Source Word: Tribal
My storyboard includes images, materials and other items from each of the three areas which played a prominent role in the lives of the Canis Tribe. My weaving colours are sourced mainly from the Land section but could also be applied to the Spiritualism area as well.
I gathered together my initial colours and then culled my selection as I decided to only use wools as my weft because this was the yarn, from the earlier exercises, which I most enjoyed working with and which I thought would give the best effects when patterning.
The outline plan was started – from bottom to top as per the weaving direction – by deciding which yarns were to go where and a general overview of the type of look I envisaged in each area, be it a continuous pattern, a feature pattern or a colour mixed area.
I designed some possible feature patterns before starting and chose where they were to go. Then, as the weaving progressed, I filled in the actual weaving stitch I was putting in each area. I found it much easier doing this as I went along because it was a big benefit seeing the completed sections and assessing what needed to go in next.

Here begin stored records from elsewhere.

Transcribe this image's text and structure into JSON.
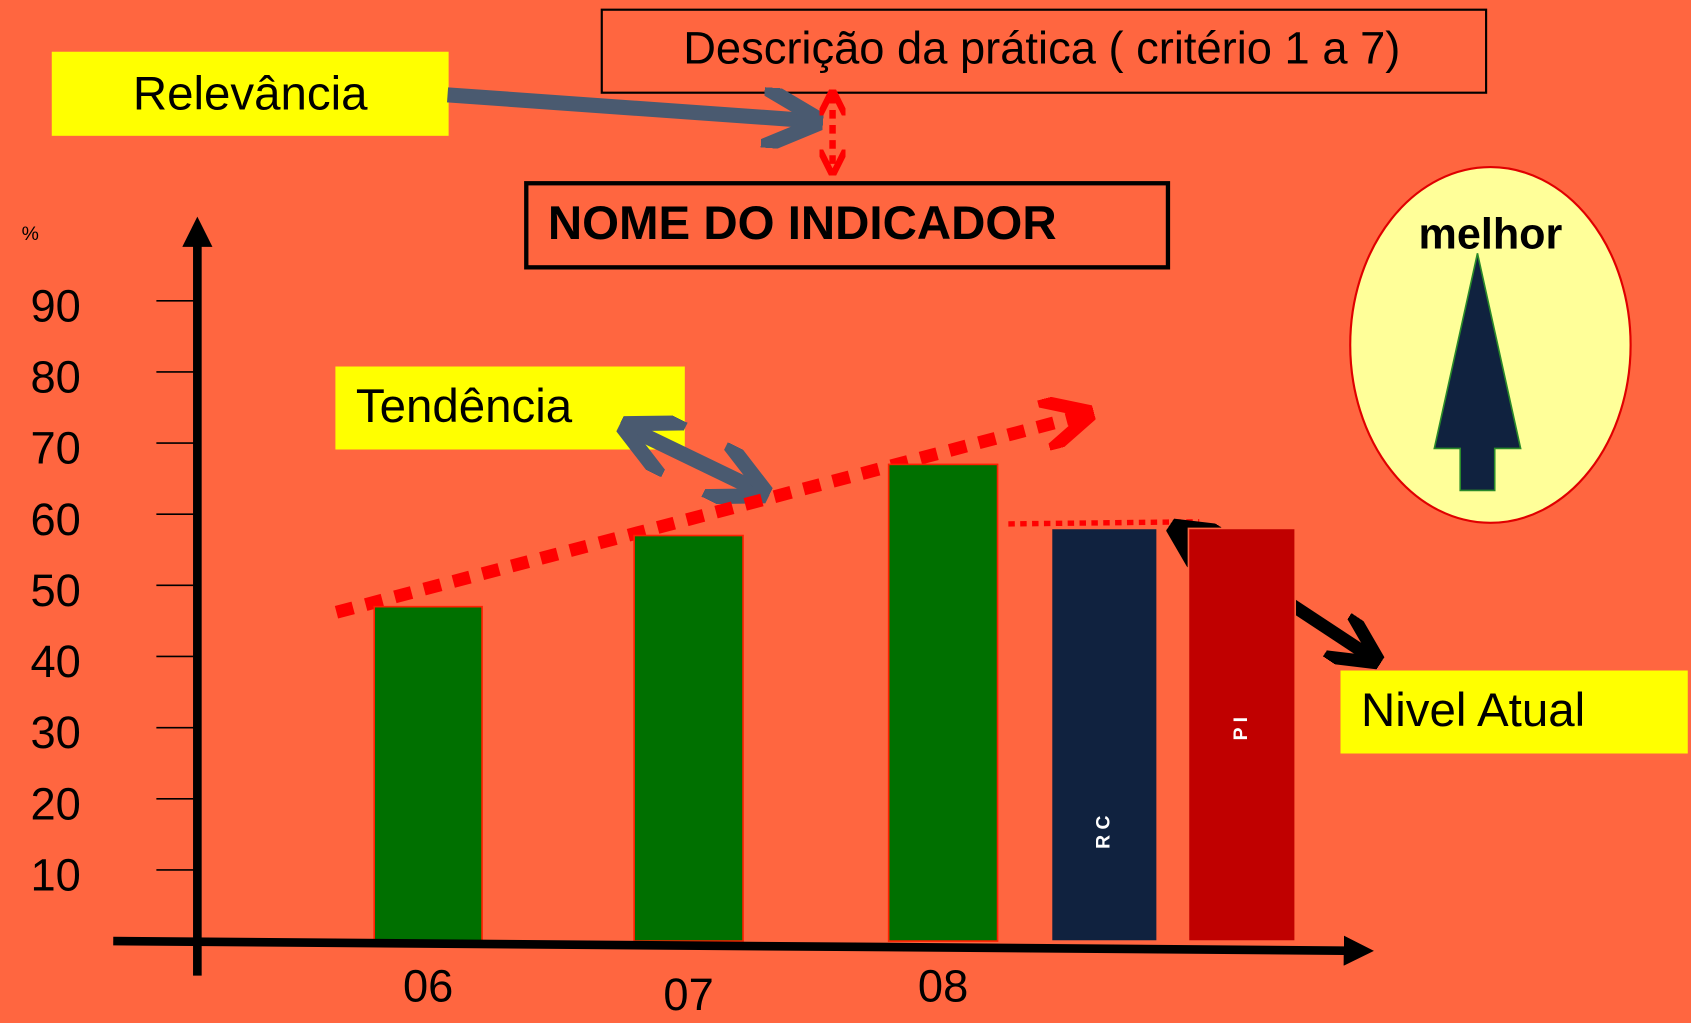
{
  "chart_data": {
    "type": "bar",
    "title": "NOME DO INDICADOR",
    "subtitle": "Descrição da prática ( critério 1 a 7)",
    "y_label": "%",
    "categories": [
      "06",
      "07",
      "08",
      "R C",
      "P I"
    ],
    "values": [
      47,
      57,
      67,
      58,
      58
    ],
    "colors": [
      "#007000",
      "#007000",
      "#007000",
      "#10223f",
      "#c00000"
    ],
    "ylim": [
      0,
      100
    ],
    "yticks": [
      10,
      20,
      30,
      40,
      50,
      60,
      70,
      80,
      90
    ],
    "annotations": {
      "relevance": "Relevância",
      "trend": "Tendência",
      "current": "Nivel Atual",
      "better": "melhor"
    }
  }
}
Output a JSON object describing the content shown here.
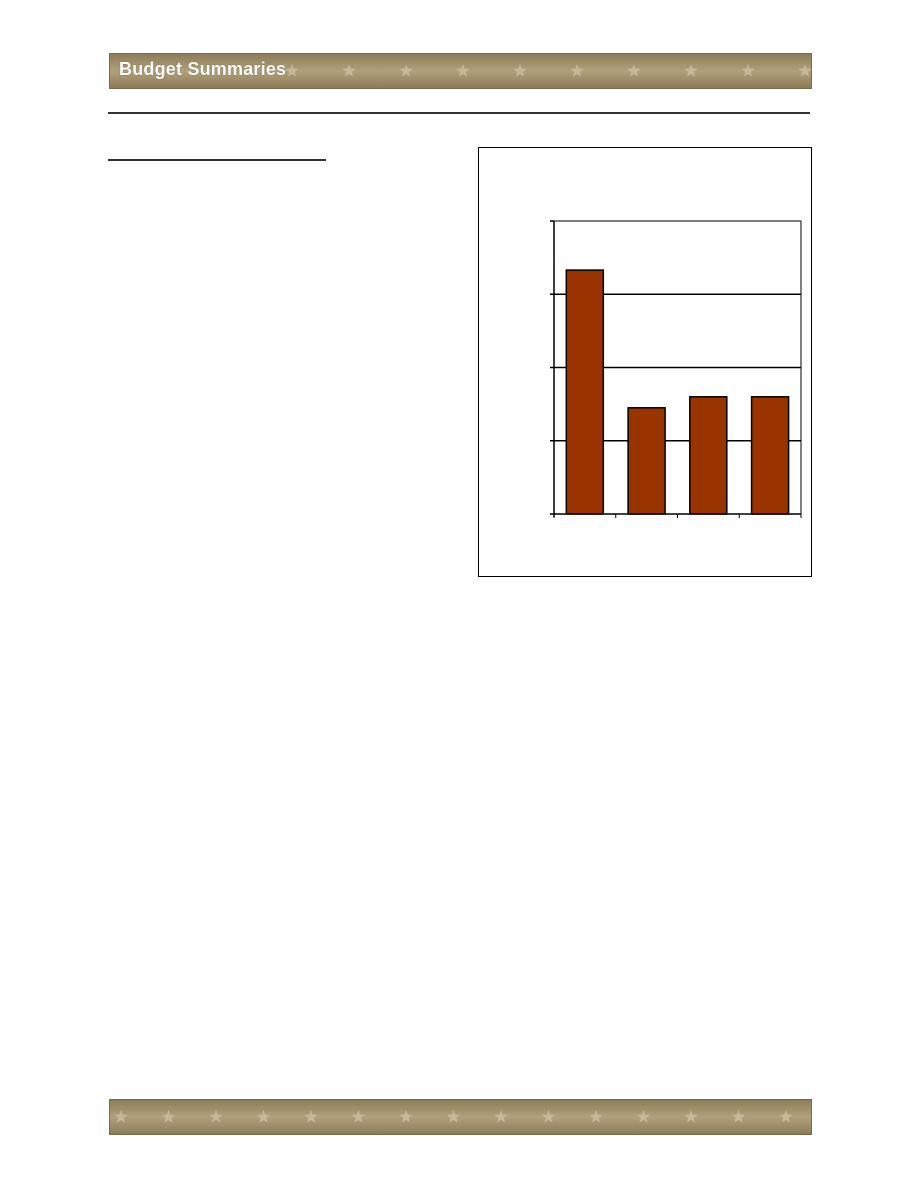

The two charts above took quite a while to draw and I quickly found out that centering some designs when using an even number of warp threads isn’t possible. You will see below on the finished piece that the pattern on the right above was used and partially repeated to get the effect.
This third pattern was quickly discarded as I progressed because the green markings indicate Ghiordes knots and they just didn’t fit with the theme I was working to.

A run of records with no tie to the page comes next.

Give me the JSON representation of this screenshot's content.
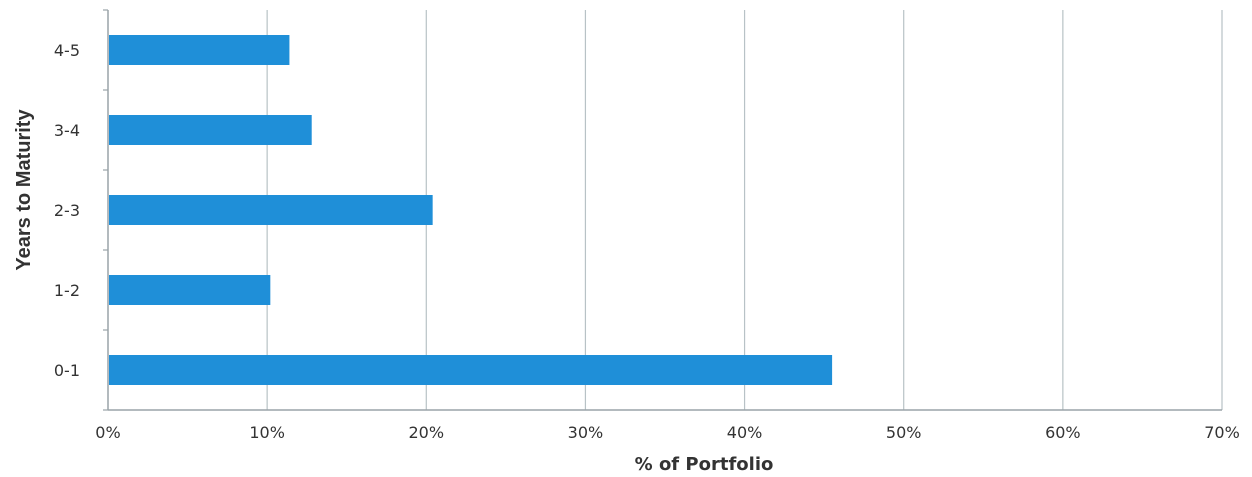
{
  "chart_data": {
    "type": "bar",
    "orientation": "horizontal",
    "categories": [
      "0-1",
      "1-2",
      "2-3",
      "3-4",
      "4-5"
    ],
    "values": [
      45.5,
      10.2,
      20.4,
      12.8,
      11.4
    ],
    "xlabel": "% of Portfolio",
    "ylabel": "Years to Maturity",
    "xlim": [
      0,
      70
    ],
    "xticks": [
      0,
      10,
      20,
      30,
      40,
      50,
      60,
      70
    ],
    "xtick_labels": [
      "0%",
      "10%",
      "20%",
      "30%",
      "40%",
      "50%",
      "60%",
      "70%"
    ],
    "grid": "vertical",
    "legend": "none",
    "bar_color": "#1f8fd8"
  }
}
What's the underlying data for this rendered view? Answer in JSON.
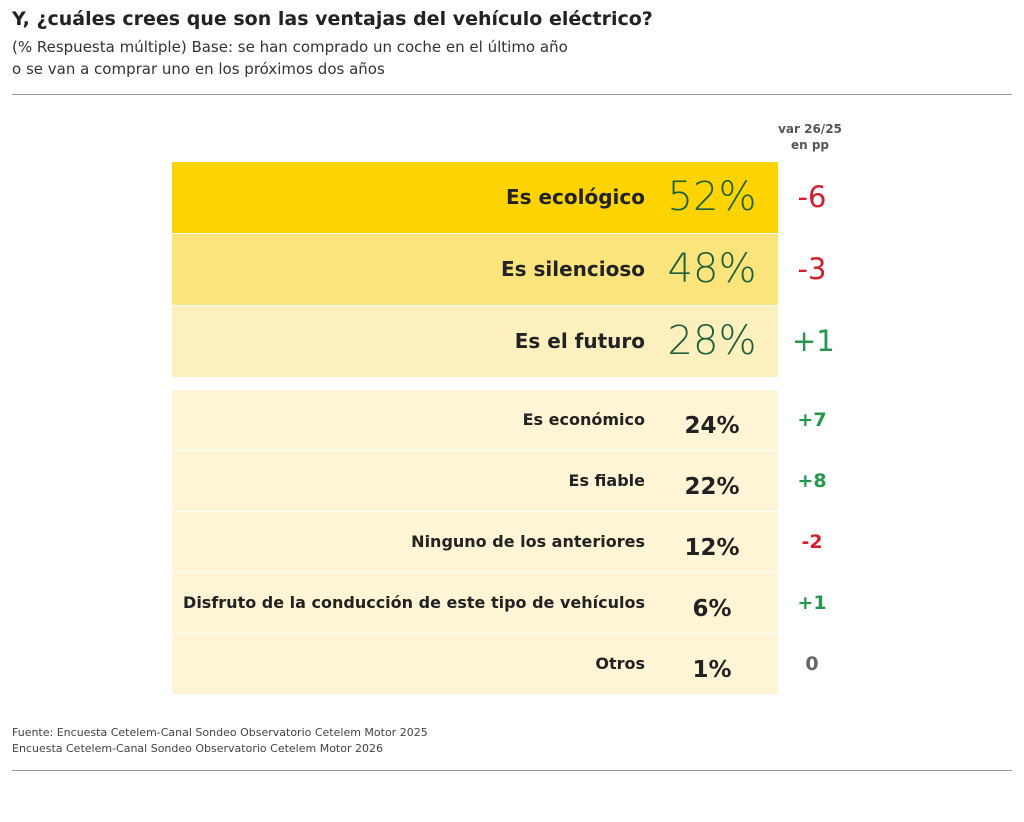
{
  "header": {
    "title": "Y, ¿cuáles crees que son las ventajas del vehículo eléctrico?",
    "subtitle": [
      "(% Respuesta múltiple)  Base: se han comprado un coche en el último año",
      "o se van a comprar uno en los próximos dos años"
    ]
  },
  "table": {
    "change_header": [
      "var 26/25",
      "en pp"
    ],
    "top_rows": [
      {
        "label": "Es ecológico",
        "share": "52%",
        "change": "-6"
      },
      {
        "label": "Es silencioso",
        "share": "48%",
        "change": "-3"
      },
      {
        "label": "Es el futuro",
        "share": "28%",
        "change": "+1"
      }
    ],
    "rows": [
      {
        "label": "Es económico",
        "share": "24%",
        "change": "+7"
      },
      {
        "label": "Es fiable",
        "share": "22%",
        "change": "+8"
      },
      {
        "label": "Ninguno de los anteriores",
        "share": "12%",
        "change": "-2"
      },
      {
        "label": "Disfruto de la conducción de este tipo de vehículos",
        "share": "6%",
        "change": "+1"
      },
      {
        "label": "Otros",
        "share": "1%",
        "change": "0"
      }
    ]
  },
  "footer": {
    "source": [
      "Fuente: Encuesta Cetelem-Canal Sondeo Observatorio Cetelem Motor 2025",
      "Encuesta Cetelem-Canal Sondeo Observatorio Cetelem Motor 2026"
    ]
  }
}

Not only was I using Land colours but I wanted to try to create something that represented the type of weaving a tribe might produce and from my research it seems that it is common to favour motifs, repeat patterning and banding separating distinctive areas.
From bottom to top:
Medium brown – plain weave with rows of single Soumak in alternating directions.
Orange – pattern 1 as per diagram above..

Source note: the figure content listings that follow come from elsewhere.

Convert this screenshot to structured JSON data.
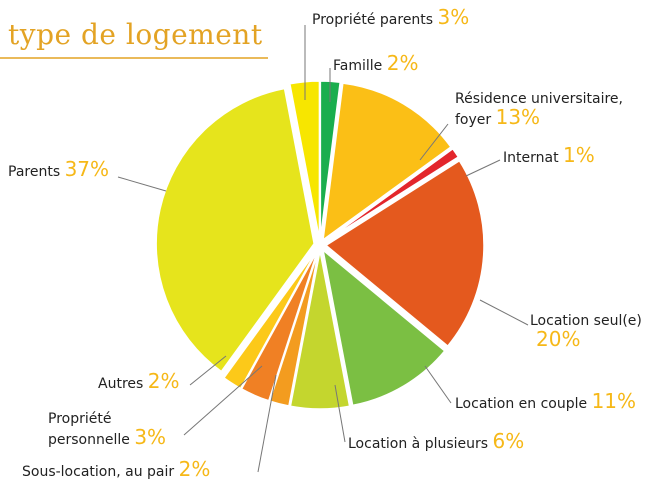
{
  "chart_data": {
    "type": "pie",
    "title": "type de logement",
    "categories": [
      "Propriété parents",
      "Famille",
      "Résidence universitaire, foyer",
      "Internat",
      "Location seul(e)",
      "Location en couple",
      "Location à plusieurs",
      "Sous-location, au pair",
      "Propriété personnelle",
      "Autres",
      "Parents"
    ],
    "values": [
      3,
      2,
      13,
      1,
      20,
      11,
      6,
      2,
      3,
      2,
      37
    ],
    "value_labels": [
      "3%",
      "2%",
      "13%",
      "1%",
      "20%",
      "11%",
      "6%",
      "2%",
      "3%",
      "2%",
      "37%"
    ],
    "colors": [
      "#f7e600",
      "#1aae4e",
      "#fbbf16",
      "#e3262c",
      "#e4591e",
      "#7bbf43",
      "#c4d62e",
      "#f39c1f",
      "#f08024",
      "#fcc919",
      "#e6e41c"
    ]
  }
}
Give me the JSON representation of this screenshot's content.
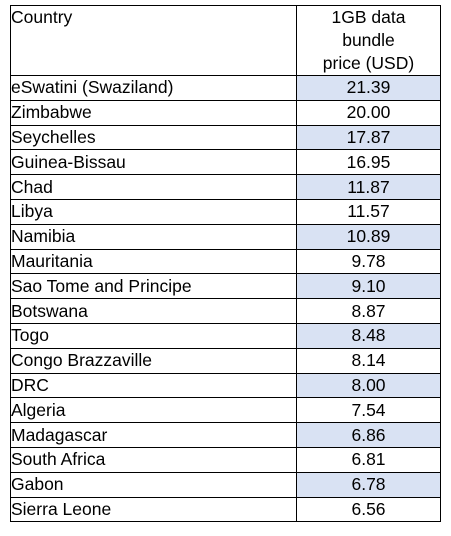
{
  "table": {
    "headers": {
      "country": "Country",
      "price_line1": "1GB data",
      "price_line2": "bundle",
      "price_line3": "price (USD)"
    },
    "shade_color": "#d9e2f3",
    "rows": [
      {
        "country": "eSwatini (Swaziland)",
        "price": "21.39",
        "shaded": true
      },
      {
        "country": "Zimbabwe",
        "price": "20.00",
        "shaded": false
      },
      {
        "country": "Seychelles",
        "price": "17.87",
        "shaded": true
      },
      {
        "country": "Guinea-Bissau",
        "price": "16.95",
        "shaded": false
      },
      {
        "country": "Chad",
        "price": "11.87",
        "shaded": true
      },
      {
        "country": "Libya",
        "price": "11.57",
        "shaded": false
      },
      {
        "country": "Namibia",
        "price": "10.89",
        "shaded": true
      },
      {
        "country": "Mauritania",
        "price": "9.78",
        "shaded": false
      },
      {
        "country": "Sao Tome and Principe",
        "price": "9.10",
        "shaded": true
      },
      {
        "country": "Botswana",
        "price": "8.87",
        "shaded": false
      },
      {
        "country": "Togo",
        "price": "8.48",
        "shaded": true
      },
      {
        "country": "Congo Brazzaville",
        "price": "8.14",
        "shaded": false
      },
      {
        "country": "DRC",
        "price": "8.00",
        "shaded": true
      },
      {
        "country": "Algeria",
        "price": "7.54",
        "shaded": false
      },
      {
        "country": "Madagascar",
        "price": "6.86",
        "shaded": true
      },
      {
        "country": "South Africa",
        "price": "6.81",
        "shaded": false
      },
      {
        "country": "Gabon",
        "price": "6.78",
        "shaded": true
      },
      {
        "country": "Sierra Leone",
        "price": "6.56",
        "shaded": false
      }
    ]
  }
}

Green/deep brown – plain weave, 2 rows green and 1 row deep brown forming the chevrons.
Dark green – 1 row double Soumak.
Russet – pattern 2 as per diagram, using 3 yarns together so allowing the warp to be exposed where there is only plain weave. I feel this enhances the visual effect of the pattern and pushes it to the fore.
Dark green – 2 rows double Soumak.
Deep yellow – plain weave plus rows of Egyptian knots with silk paper beads woven in. I made these beads especially for this project to match those on the photograph on my storyboard. They represent small scrolls with hidden secret messages and prayers to tribal ancestors.
Medium brown – plain weave over 2 warps.
Green/deep brown – plain weave with a diagonal increase/decrease. I did this section twice (and can confirm how time consuming it is to undo weaving) because the first time I linked the threads together where they met in each row. However, this didn’t give me the sharp, stepped diagonal line I was after so I pulled it out and redid it without linking the two colours and it is a much cleaner colour split and linear definition.
Dark green – 1 row double Soumak.
Orange – plain weave with 2 rows of chaining. I’m a little disappointed in this section because the chaining isn’t as regular and smooth as I would like. I pulled it out twice but found that I couldn’t get the tension any more even. By this stage I was working a significant distance along the loom, away from my body, and just couldn’t control the yarn well enough at that distance. With a real loom that can be wound forward this would be much more easy and controllable.
Overall I’m fairly pleased with the result but I feel that it doesn’t reflect the time I spent on it. Much time was taken choosing yarns, drawing plans and stitch diagrams before even starting to weave and the result is fine, just how I thought it would be, but not wonderfully exciting. Part of this, I feel, comes from it being a sampler. Perhaps if it were a patterned end of a much larger rug with a plain centre it might have more impact.
Or perhaps it is simply that it took me twice as long to do than I thought it would (due to my ongoing neck problems) and it’s become so familiar to me that the newness, or originality, of it has just worn off.
Love your storyboard.
Thanks Susan. It was really fun to do, and very useful for the exercise.